Tuesday, 8 September 2009

Bad moon rising

John Mangun
Outside the Box
Business Mirror

In 1969 John Fogerty wrote the following lyrics:

“I see the bad moon arising.

I see trouble on the way.

Looks like we’re in for nasty weather.

I see bad times today.”

I feel exactly the same way. Over the last two months, and, in particular, during the last two weeks, the situation seems to be tipping in the USA that forecasts major problems ahead.

An amazing announcement came out of China on August 29 that the Chinese state-owned enterprises, or SOEs, “may unilaterally terminate derivative contracts with six foreign banks.” The subprime-lending crisis in 2008 was, in part, based on the fact that many of these bad loans were packaged into derivative contracts. These contracts are highly leveraged and highly speculative instruments that allow the buyer to “bet” on the value movement of the underlying assets, be it a loan, commodity price, or a stock.

The major banks put these contracts together to encourage speculation and when the subprime loans collapsed, the buyers of these contracts saw the value go to nothing. In order to save the banks from these defaulted contracts, the US government spent billions bailing the banks out, creating even more global financial problems.

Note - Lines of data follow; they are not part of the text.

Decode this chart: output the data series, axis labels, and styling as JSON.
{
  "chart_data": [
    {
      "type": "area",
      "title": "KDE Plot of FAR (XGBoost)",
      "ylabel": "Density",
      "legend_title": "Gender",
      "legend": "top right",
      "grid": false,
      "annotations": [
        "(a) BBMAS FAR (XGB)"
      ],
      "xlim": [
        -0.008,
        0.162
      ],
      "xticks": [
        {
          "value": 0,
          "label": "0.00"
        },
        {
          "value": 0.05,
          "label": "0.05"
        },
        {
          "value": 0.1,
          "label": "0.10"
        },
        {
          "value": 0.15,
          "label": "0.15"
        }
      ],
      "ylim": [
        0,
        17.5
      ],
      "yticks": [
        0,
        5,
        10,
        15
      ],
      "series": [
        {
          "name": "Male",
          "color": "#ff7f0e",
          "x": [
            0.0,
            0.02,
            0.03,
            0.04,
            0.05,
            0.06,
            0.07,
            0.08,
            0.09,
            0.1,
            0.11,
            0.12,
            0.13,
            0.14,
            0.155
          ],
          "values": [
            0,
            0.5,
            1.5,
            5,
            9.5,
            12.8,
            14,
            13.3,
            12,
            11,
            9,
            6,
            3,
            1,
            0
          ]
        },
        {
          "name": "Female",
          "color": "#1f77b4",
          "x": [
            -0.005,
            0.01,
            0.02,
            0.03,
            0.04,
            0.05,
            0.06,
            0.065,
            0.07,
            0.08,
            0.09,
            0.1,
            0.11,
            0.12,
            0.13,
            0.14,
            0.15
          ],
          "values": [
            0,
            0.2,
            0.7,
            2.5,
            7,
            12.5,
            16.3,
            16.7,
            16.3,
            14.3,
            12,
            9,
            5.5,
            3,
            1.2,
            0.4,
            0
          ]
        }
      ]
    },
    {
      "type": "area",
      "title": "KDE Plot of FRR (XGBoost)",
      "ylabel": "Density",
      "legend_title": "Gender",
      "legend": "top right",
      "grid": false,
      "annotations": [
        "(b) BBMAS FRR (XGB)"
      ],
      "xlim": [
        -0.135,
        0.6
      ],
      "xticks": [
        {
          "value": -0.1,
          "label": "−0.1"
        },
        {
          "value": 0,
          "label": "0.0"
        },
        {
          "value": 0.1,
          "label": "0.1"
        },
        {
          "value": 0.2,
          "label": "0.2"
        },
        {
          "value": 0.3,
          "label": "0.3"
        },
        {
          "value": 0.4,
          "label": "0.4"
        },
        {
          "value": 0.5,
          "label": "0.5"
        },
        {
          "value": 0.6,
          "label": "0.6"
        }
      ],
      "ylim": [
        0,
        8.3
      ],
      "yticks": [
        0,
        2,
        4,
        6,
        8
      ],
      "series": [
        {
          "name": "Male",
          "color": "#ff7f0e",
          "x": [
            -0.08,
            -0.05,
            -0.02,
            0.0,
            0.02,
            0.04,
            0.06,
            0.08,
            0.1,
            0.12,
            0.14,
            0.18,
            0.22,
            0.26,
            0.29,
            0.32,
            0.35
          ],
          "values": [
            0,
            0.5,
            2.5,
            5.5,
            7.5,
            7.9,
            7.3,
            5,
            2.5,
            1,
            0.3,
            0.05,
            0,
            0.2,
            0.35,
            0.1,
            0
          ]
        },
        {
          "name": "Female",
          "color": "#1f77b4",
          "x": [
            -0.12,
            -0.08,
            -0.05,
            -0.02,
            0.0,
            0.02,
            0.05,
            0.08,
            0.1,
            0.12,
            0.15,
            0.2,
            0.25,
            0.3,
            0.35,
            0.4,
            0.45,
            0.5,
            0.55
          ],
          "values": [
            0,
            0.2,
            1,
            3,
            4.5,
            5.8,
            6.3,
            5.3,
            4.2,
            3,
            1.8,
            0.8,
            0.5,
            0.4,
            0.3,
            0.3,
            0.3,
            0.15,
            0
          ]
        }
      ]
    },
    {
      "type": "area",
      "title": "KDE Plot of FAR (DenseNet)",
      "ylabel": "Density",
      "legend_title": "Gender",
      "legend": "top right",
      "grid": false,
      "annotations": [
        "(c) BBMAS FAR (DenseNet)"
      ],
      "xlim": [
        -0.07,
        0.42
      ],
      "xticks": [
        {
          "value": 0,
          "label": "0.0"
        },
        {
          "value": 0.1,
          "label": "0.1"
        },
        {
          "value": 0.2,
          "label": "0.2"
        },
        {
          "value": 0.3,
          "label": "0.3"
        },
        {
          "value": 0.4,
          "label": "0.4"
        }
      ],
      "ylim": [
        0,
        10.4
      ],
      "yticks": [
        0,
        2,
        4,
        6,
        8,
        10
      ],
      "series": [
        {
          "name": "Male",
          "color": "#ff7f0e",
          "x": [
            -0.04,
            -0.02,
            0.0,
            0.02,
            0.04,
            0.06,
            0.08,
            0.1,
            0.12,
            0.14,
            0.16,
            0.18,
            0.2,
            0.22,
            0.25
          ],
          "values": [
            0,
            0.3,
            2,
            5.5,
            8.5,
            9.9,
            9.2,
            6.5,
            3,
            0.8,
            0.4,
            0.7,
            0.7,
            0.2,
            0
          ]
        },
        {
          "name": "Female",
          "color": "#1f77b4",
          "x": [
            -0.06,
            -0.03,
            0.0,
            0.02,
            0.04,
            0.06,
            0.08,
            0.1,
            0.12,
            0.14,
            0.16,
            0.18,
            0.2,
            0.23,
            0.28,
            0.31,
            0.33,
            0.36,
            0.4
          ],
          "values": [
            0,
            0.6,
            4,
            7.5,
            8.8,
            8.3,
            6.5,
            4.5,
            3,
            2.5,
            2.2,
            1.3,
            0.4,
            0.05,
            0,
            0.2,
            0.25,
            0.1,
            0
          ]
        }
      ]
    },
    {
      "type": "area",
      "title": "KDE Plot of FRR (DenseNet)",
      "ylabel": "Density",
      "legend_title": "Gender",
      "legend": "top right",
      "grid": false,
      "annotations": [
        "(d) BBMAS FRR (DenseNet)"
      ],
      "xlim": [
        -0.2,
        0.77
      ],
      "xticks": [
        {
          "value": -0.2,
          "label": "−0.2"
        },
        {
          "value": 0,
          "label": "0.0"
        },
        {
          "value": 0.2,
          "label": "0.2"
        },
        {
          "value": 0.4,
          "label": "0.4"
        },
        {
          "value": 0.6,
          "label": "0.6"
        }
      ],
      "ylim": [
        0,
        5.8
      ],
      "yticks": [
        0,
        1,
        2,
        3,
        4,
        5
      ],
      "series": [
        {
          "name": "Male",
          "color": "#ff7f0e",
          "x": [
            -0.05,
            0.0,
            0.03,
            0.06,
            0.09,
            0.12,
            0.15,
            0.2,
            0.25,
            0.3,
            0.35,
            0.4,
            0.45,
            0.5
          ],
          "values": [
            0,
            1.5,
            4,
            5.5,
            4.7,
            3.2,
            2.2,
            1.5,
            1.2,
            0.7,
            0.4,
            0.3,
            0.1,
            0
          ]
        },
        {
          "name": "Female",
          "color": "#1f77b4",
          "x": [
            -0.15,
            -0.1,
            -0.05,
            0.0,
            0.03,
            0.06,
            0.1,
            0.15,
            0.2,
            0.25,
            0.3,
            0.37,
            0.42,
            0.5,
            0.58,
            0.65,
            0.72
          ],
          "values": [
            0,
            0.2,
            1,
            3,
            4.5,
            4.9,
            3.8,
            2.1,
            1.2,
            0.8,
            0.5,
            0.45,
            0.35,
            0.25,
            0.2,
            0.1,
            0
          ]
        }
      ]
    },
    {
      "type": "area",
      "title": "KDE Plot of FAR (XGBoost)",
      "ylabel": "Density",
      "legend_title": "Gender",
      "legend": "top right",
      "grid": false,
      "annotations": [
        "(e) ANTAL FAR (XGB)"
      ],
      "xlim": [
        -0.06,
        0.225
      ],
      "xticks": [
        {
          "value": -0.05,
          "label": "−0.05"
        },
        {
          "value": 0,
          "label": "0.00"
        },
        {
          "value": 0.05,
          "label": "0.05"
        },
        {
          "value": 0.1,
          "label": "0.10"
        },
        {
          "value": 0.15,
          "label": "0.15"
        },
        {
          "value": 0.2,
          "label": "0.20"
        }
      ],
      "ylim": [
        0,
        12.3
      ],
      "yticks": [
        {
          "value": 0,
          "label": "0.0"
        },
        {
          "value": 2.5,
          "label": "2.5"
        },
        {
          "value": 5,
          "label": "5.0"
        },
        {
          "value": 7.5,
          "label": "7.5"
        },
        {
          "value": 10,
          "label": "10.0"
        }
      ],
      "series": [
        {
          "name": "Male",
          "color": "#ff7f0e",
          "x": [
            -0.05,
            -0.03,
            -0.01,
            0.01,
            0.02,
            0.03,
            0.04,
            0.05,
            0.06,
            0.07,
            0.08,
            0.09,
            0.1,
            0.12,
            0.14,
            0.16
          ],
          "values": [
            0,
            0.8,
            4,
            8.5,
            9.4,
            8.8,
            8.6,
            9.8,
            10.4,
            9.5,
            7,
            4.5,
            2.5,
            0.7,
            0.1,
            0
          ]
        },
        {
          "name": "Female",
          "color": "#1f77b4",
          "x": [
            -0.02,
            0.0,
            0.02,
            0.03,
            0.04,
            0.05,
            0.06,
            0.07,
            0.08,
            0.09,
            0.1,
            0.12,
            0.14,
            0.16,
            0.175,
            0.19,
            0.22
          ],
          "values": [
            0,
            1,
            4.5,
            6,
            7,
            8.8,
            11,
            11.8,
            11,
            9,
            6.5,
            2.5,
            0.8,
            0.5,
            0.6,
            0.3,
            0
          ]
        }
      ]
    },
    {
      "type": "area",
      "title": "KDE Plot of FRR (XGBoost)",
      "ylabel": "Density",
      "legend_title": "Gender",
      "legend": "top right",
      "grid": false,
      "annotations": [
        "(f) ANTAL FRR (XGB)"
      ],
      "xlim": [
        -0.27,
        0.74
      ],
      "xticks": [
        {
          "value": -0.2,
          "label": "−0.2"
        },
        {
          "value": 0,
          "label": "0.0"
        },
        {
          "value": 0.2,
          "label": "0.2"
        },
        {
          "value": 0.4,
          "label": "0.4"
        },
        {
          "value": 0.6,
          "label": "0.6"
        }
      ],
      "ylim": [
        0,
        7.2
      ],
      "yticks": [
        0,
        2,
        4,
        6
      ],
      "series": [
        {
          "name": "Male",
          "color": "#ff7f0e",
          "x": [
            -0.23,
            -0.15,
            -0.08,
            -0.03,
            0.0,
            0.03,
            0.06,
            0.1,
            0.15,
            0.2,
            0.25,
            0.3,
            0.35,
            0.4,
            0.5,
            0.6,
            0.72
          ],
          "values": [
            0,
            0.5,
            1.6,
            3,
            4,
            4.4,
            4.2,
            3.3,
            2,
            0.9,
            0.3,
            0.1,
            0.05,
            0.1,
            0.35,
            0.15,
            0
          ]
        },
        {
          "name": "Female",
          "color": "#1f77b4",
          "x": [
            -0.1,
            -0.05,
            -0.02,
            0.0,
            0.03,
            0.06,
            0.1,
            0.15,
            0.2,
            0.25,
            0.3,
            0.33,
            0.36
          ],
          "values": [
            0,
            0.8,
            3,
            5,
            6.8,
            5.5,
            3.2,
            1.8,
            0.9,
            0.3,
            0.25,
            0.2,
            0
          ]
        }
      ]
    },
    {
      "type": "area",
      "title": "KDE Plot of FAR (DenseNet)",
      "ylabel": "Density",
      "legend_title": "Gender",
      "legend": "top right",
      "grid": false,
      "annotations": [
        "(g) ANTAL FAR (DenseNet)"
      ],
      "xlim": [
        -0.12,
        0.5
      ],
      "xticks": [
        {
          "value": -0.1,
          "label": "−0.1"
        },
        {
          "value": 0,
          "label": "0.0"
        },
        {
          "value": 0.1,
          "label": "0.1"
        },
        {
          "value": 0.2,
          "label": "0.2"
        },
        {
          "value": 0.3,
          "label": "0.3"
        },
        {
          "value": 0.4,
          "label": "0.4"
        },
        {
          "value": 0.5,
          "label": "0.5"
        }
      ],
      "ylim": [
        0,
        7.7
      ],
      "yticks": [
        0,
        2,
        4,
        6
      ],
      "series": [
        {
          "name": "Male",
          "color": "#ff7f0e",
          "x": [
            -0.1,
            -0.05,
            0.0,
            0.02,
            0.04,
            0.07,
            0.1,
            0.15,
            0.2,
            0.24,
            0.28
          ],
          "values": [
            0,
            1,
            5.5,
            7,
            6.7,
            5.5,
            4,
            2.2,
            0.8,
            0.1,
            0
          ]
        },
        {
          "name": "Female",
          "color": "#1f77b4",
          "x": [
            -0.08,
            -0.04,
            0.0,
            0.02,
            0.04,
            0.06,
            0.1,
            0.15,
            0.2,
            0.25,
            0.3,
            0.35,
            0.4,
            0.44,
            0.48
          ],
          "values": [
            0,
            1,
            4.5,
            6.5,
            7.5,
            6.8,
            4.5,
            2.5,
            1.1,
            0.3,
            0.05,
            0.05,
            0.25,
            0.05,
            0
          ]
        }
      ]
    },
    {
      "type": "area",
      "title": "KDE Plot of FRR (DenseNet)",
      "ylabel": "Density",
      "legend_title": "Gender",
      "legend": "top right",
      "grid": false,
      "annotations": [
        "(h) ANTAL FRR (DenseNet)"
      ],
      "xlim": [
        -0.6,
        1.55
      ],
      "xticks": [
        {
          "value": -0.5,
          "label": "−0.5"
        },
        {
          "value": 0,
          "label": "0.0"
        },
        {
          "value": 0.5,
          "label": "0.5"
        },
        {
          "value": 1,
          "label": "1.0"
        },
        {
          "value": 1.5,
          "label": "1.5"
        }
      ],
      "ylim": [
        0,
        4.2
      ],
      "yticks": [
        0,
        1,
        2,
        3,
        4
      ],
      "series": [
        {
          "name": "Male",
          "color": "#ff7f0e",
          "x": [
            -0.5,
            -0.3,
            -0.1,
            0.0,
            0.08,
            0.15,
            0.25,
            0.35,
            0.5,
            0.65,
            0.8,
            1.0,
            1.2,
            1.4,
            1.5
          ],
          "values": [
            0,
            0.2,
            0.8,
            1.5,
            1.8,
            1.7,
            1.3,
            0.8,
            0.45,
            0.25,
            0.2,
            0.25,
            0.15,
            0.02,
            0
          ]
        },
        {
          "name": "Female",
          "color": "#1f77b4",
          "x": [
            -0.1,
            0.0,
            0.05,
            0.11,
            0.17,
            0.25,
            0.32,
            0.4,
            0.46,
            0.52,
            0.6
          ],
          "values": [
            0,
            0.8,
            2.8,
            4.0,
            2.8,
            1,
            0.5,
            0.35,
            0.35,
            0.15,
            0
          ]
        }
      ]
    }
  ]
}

The subprime crisis has passed, but the derivatives mess is still with us. The Chinese SOEs were sold these dangerously speculative contracts by the banks, appealing to their greed, as prices of commodities like oil, coal, metals, jumped, especially in the first quarter of 2009. Many of these contracts are now in losing positions, and the Chinese government is saying it has no intention of honoring the losses by the SOEs, leaving the foreign banks holding a very large bag of losing positions.

If, or perhaps when, the Chinese SOEs default on the derivative contracts, it may be necessary for another very large bank bailout as it is likely that Russia, India and Brazil (the BRIC nations) will follow suit. And if there is another government bailout...,which brings us to the next point.

Gold attempted another breakthrough, the third this year, of the crucial $1,000-per-ounce level. Conventional thinking might say that there is no reason gold should reach historic highs, as inflation is not currently a factor. Not true.

Gold has never been a hedge against inflation, except in the sense that inflation is usually a function of bad government-money policy. The price of gold is a reflection of the trust and confidence in a government, as that confidence relates to economic policy and, more specifically, the value of the currency. As gold is priced in US dollars, the price of gold is directly influenced by the confidence in the US government economic polices. And what the current price of gold is telling us is that confidence is falling rapidly, forecasting a much weaker US dollar.

The data coming from the United States are terrible. Unemployment continues to rise and the prices of goods are falling. Manufacturers are still producing, albeit at a historic low level, and cannot find buyers for their goods, hence they are dropping prices. But increasing fear of more unemployment is keeping the consumers’ wallets tightly closed. The government has pumped billions into the system, but it is not stimulating anything but speculation in stocks and commodities. If you can borrow money for almost zero interest, why not borrow to speculate. But speculation does not grow the economy. Further, these low interest rates discourage foreign companies and governments from buying US government debt.

At some point, the US Federal Reserve is going to have to raise interest rates as they will run out of money because no one will loan to them. This will further hamper any economic recovery.

An important offshoot of the bad US economy is that oil supplies continue to increase, while demand continues to decrease. Oil, now at $67 a barrel, is at least $10 overpriced due to cheap money, fueling commodity price speculation as potentially with others like copper and certain agriculturals like cocoa and soybeans.

The next six months forecast a much weaker dollar, high gold prices as confidence erodes further, and the likelihood of falling commodity prices

What does all this mean to countries like the Philippines? If borrowed money is cheap and the dollar is going to fall, then the best strategy is to borrow in dollars and then convert to another currency. So then where to invest?

China is a question mark right now. Last week that stock market took a large hit when it was announced that the government was going to reduce bank lending. If the Chinese government is going to reduce domestic spending, there may be a pause in international placements there. Brazil, India and Russia have economic problems of their own that may create more investor caution with India, with its falling exports, and Russia, with the potential of falling oil prices. Brazil is the exception with a very strong recovery there, because the nation is not dependant on exports to the United States and Europe. However, Brazil is still facing negative growth in 2009 and is dependant on strong commodity prices, which may falter.

Countries like the Philippines with real economic growth, a currency poised to appreciate as the dollar drops in value, and steady domestic-fueled growth stand to attract cheap Western capital. With interest rates higher here than in the West, even conservative, guaranteed investments like Philippine government debt is looking very attractive.

The bad moon is not rising over this nation.